La cause, qui porte sur le recours approprié ou non à la disposition de dérogation, a été prise en délibéré, fin mars, par les juges du plus haut tribunal au pays qui pourraient rendre leur décision aussi bien «la semaine prochaine» que «dans plusieurs mois».
«Honnêtement, je ne sais pas quand le jugement va être rendu», a résumé le juge en chef.
La disposition de dérogation a été intégrée par le gouvernement du Québec à la loi en question, sous François Legault, pour prémunir la législation de contestations judiciaires en vertu d'articles des chartes québécoise et canadienne des droits et libertés.
Le gouvernement fédéral, qui a été l'un des nombreux intervenants dans les audiences sur la cause, souhaite que ce cas serve à circonscrire tout emploi «préventif» de cet outil constitutionnel par les gouvernements provinciaux.
La contestation devant le plus haut tribunal au pays a rassemblé «le plus important nombre d'intervenants dans l'histoire de la Cour», a dit Richard Wagner, relevant que la cause est «d'envergure».
La juge démissionnaire Sheilah L. Martin était des audiences qui se sont échelonnées sur quatre jours, a-t-il mentionné, ajoutant qu'il aimerait qu'elle ait l'occasion d'apporter sa contribution au jugement fort attendu.
«Il est habituel que le juge en chef accorde une période de six mois additionnels pour permettre au juge démissionnaire de pouvoir traiter ses jugements, rédiger ses jugements, a-t-il expliqué. Donc, vous avez un espace de temps suffisant d'aujourd'hui jusqu'à presque six mois pendant laquelle le jugement va être rendu.»
Le délai de six mois conduirait au 30 novembre puisque la juge Martin a remis sa démission le 30 mai. Ainsi, le jugement pourrait survenir après la tenue de l'élection québécoise.
Or, le juge en chef Wagner n'a pas, non plus, présenté la contribution de cette juge comme une condition absolue à la publication du jugement ni fait de la date du 30 novembre une échéance définitive.

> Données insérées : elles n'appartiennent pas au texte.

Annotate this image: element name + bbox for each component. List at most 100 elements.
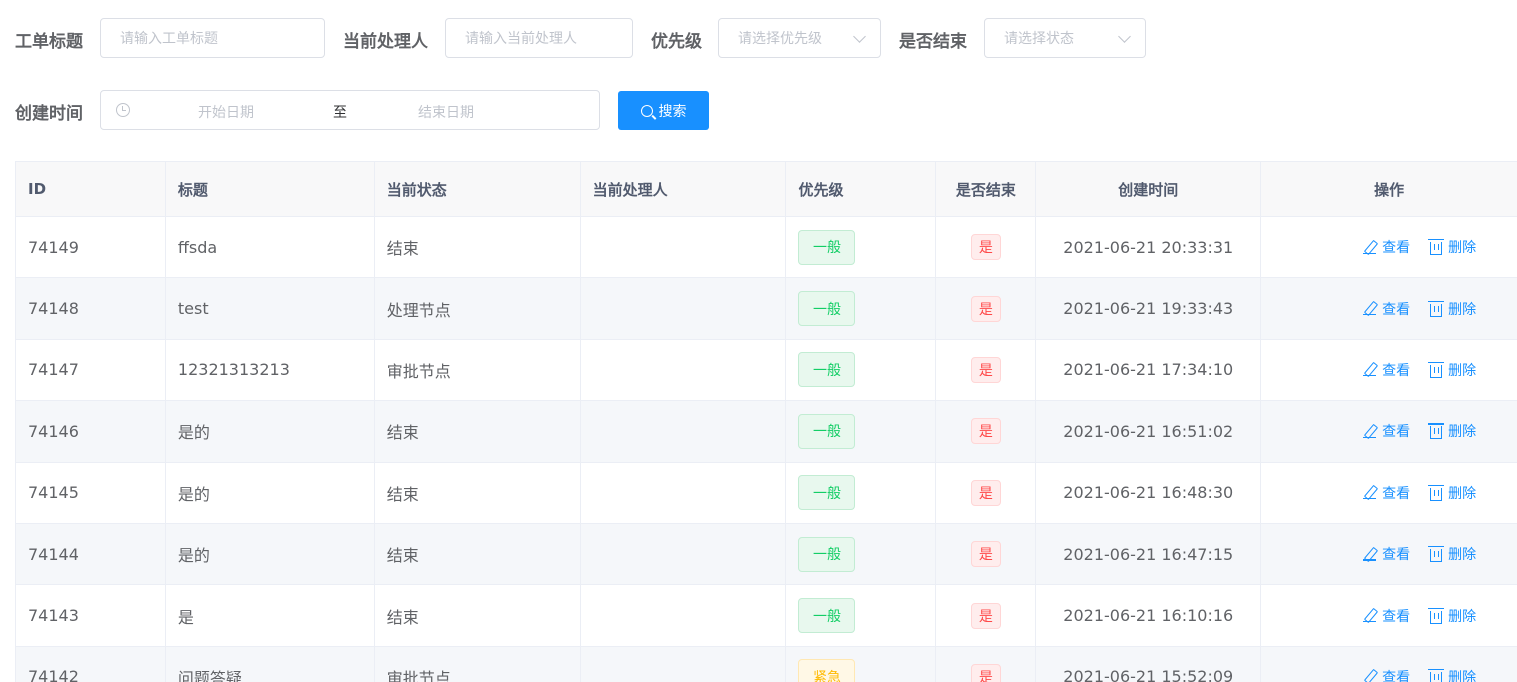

«J'aimerais bien m'assurer qu'effectivement, elle fasse partie du jugement si possible. Donc c'est un délai qui doit être considéré.»
La loi québécoise sur la laïcité de l'État interdit à certains employés de l'État en situation d'autorité de porter des signes religieux, tout en obligeant quiconque offre ou reçoit un service de l'État à avoir le visage découvert.

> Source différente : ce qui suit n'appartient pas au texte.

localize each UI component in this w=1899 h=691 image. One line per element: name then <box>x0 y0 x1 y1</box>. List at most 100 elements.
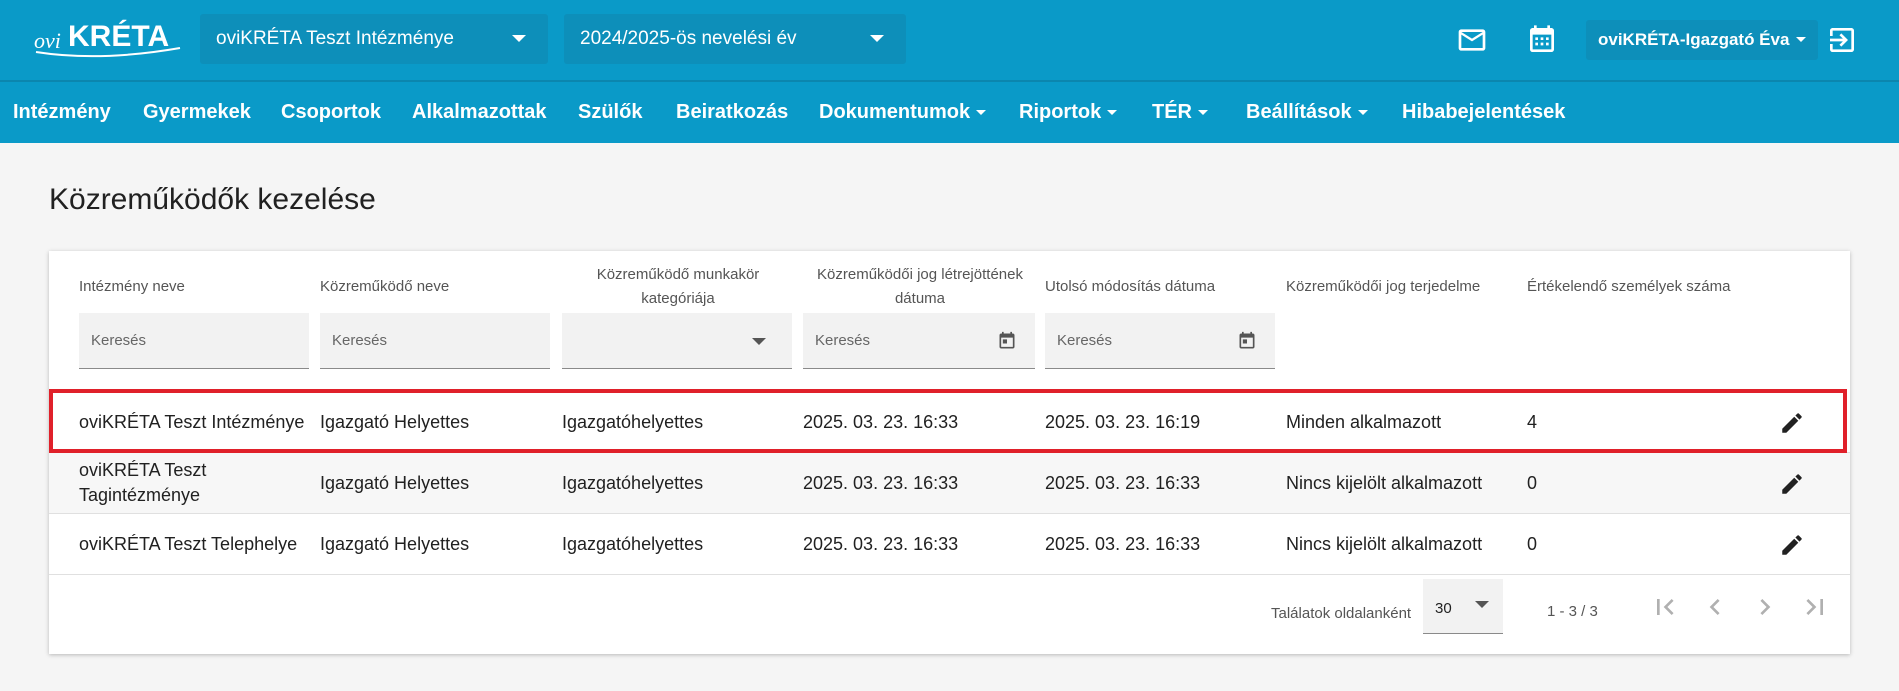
mail-icon[interactable] <box>1456 24 1488 56</box>
nav-item-label: TÉR <box>1152 101 1192 123</box>
caret-down-icon <box>1198 110 1208 116</box>
per-page-value: 30 <box>1435 600 1452 617</box>
logo-graphic: ovi KRÉTA <box>34 19 181 58</box>
cell-category: Igazgatóhelyettes <box>562 533 704 554</box>
per-page-select[interactable]: 30 <box>1423 579 1503 634</box>
institution-search-placeholder: Keresés <box>91 332 147 349</box>
chevron-down-icon <box>752 338 766 345</box>
cell-created: 2025. 03. 23. 16:33 <box>803 411 959 432</box>
per-page-label: Találatok oldalanként <box>1271 605 1412 622</box>
column-header-category[interactable]: Közreműködő munkakör kategóriája <box>562 263 794 311</box>
nav-item-label: Gyermekek <box>143 101 251 123</box>
nav-item-beallitasok[interactable]: Beállítások <box>1246 82 1368 143</box>
cell-count: 4 <box>1527 411 1538 432</box>
caret-down-icon <box>976 110 987 116</box>
chevron-down-icon <box>1796 37 1806 42</box>
cell-institution: oviKRÉTA Teszt Tagintézménye <box>79 460 207 505</box>
cell-institution: oviKRÉTA Teszt Intézménye <box>79 411 305 432</box>
nav-item-riportok[interactable]: Riportok <box>1019 82 1118 143</box>
institution-select-value: oviKRÉTA Teszt Intézménye <box>216 28 454 49</box>
first-page-icon[interactable] <box>1649 591 1681 623</box>
cell-scope: Nincs kijelölt alkalmazott <box>1286 533 1483 554</box>
table-row[interactable]: oviKRÉTA Teszt Telephelye Igazgató Helye… <box>49 514 1850 575</box>
nav-item-csoportok[interactable]: Csoportok <box>281 82 381 143</box>
previous-page-icon[interactable] <box>1699 591 1731 623</box>
nav-item-szulok[interactable]: Szülők <box>578 82 642 143</box>
caret-down-icon <box>1357 110 1368 116</box>
nav-item-dokumentumok[interactable]: Dokumentumok <box>819 82 987 143</box>
nav-item-hibabejelentesek[interactable]: Hibabejelentések <box>1402 82 1565 143</box>
nav-item-label: Dokumentumok <box>819 101 971 123</box>
column-header-created[interactable]: Közreműködői jog létrejöttének dátuma <box>804 263 1036 311</box>
created-date-placeholder: Keresés <box>815 332 871 349</box>
cell-modified: 2025. 03. 23. 16:33 <box>1045 533 1201 554</box>
column-header-scope[interactable]: Közreműködői jog terjedelme <box>1286 275 1516 299</box>
table-row[interactable]: oviKRÉTA Teszt Intézménye Igazgató Helye… <box>49 392 1850 453</box>
cell-category: Igazgatóhelyettes <box>562 472 704 493</box>
cell-name: Igazgató Helyettes <box>320 472 470 493</box>
cell-scope: Minden alkalmazott <box>1286 411 1442 432</box>
calendar-icon[interactable] <box>1526 24 1558 56</box>
calendar-icon[interactable] <box>997 331 1017 351</box>
edit-pencil-icon[interactable] <box>1779 410 1805 436</box>
modified-date-search-input[interactable]: Keresés <box>1045 313 1275 369</box>
nav-item-label: Csoportok <box>281 101 381 123</box>
cell-count: 0 <box>1527 533 1538 554</box>
institution-search-input[interactable]: Keresés <box>79 313 309 369</box>
column-header-institution[interactable]: Intézmény neve <box>79 275 309 299</box>
cell-name: Igazgató Helyettes <box>320 533 470 554</box>
edit-pencil-icon[interactable] <box>1779 471 1805 497</box>
nav-item-gyermekek[interactable]: Gyermekek <box>143 82 251 143</box>
nav-item-label: Intézmény <box>13 101 111 123</box>
nav-item-alkalmazottak[interactable]: Alkalmazottak <box>412 82 547 143</box>
institution-select[interactable]: oviKRÉTA Teszt Intézménye <box>200 14 548 64</box>
nav-item-beiratkozas[interactable]: Beiratkozás <box>676 82 788 143</box>
cell-created: 2025. 03. 23. 16:33 <box>803 533 959 554</box>
edit-pencil-icon[interactable] <box>1779 532 1805 558</box>
pagination-range: 1 - 3 / 3 <box>1547 603 1598 620</box>
column-header-modified[interactable]: Utolsó módosítás dátuma <box>1045 275 1275 299</box>
created-date-search-input[interactable]: Keresés <box>803 313 1035 369</box>
nav-item-label: Hibabejelentések <box>1402 101 1566 123</box>
column-header-name[interactable]: Közreműködő neve <box>320 275 550 299</box>
logout-icon[interactable] <box>1826 24 1858 56</box>
cell-institution: oviKRÉTA Teszt Telephelye <box>79 533 298 554</box>
chevron-down-icon <box>870 35 884 42</box>
ovikreta-logo[interactable]: ovi KRÉTA <box>30 12 190 68</box>
user-menu[interactable]: oviKRÉTA-Igazgató Éva <box>1586 20 1818 60</box>
name-search-placeholder: Keresés <box>332 332 388 349</box>
column-header-count[interactable]: Értékelendő személyek száma <box>1527 275 1767 299</box>
last-page-icon[interactable] <box>1799 591 1831 623</box>
page-title: Közreműködők kezelése <box>49 183 376 216</box>
chevron-down-icon <box>1475 601 1489 608</box>
nav-item-label: Beiratkozás <box>676 101 789 123</box>
cell-scope: Nincs kijelölt alkalmazott <box>1286 472 1483 493</box>
caret-down-icon <box>1107 110 1118 116</box>
svg-text:ovi: ovi <box>34 28 61 53</box>
cell-created: 2025. 03. 23. 16:33 <box>803 472 959 493</box>
top-header: ovi KRÉTA oviKRÉTA Teszt Intézménye 2024… <box>0 0 1899 80</box>
cell-modified: 2025. 03. 23. 16:33 <box>1045 472 1201 493</box>
table-row[interactable]: oviKRÉTA Teszt Tagintézménye Igazgató He… <box>49 453 1850 514</box>
school-year-select-value: 2024/2025-ös nevelési év <box>580 28 797 49</box>
cell-category: Igazgatóhelyettes <box>562 411 704 432</box>
cell-count: 0 <box>1527 472 1538 493</box>
cell-modified: 2025. 03. 23. 16:19 <box>1045 411 1201 432</box>
nav-item-ter[interactable]: TÉR <box>1152 82 1208 143</box>
name-search-input[interactable]: Keresés <box>320 313 550 369</box>
user-name: oviKRÉTA-Igazgató Éva <box>1598 30 1790 49</box>
chevron-down-icon <box>512 35 526 42</box>
modified-date-placeholder: Keresés <box>1057 332 1113 349</box>
contributors-table-card: Intézmény neve Közreműködő neve Közreműk… <box>49 251 1850 654</box>
main-nav: Intézmény Gyermekek Csoportok Alkalmazot… <box>0 80 1899 143</box>
nav-item-label: Szülők <box>578 101 643 123</box>
next-page-icon[interactable] <box>1749 591 1781 623</box>
calendar-icon[interactable] <box>1237 331 1257 351</box>
svg-text:KRÉTA: KRÉTA <box>68 19 169 53</box>
category-select[interactable] <box>562 313 792 369</box>
nav-item-label: Beállítások <box>1246 101 1352 123</box>
nav-item-label: Riportok <box>1019 101 1102 123</box>
cell-name: Igazgató Helyettes <box>320 411 470 432</box>
nav-item-intezmeny[interactable]: Intézmény <box>13 82 111 143</box>
school-year-select[interactable]: 2024/2025-ös nevelési év <box>564 14 906 64</box>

Elle a été adoptée sous bâillon en 2019 par le gouvernement caquiste maintenant dirigé par Christine Fréchette, dans l'espoir de mettre fin au débat sur les «accommodements raisonnables» au Québec.
En février 2024, la Cour d’appel a validé la loi 21 en plus d’affirmer que Québec avait le droit d’utiliser la clause dérogatoire de manière préventive. La Cour d’appel a toutefois rendu inopérant l’article de la loi qui obligeait les élus à exercer leur fonction à visage découvert.
La contestation, menée notamment par la commission scolaire English-Montréal, s'est ensuite rendue jusqu'à la Cour suprême. Le plus haut tribunal au pays se prononcera uniquement sur la question de l'utilisation de la clause dérogatoire.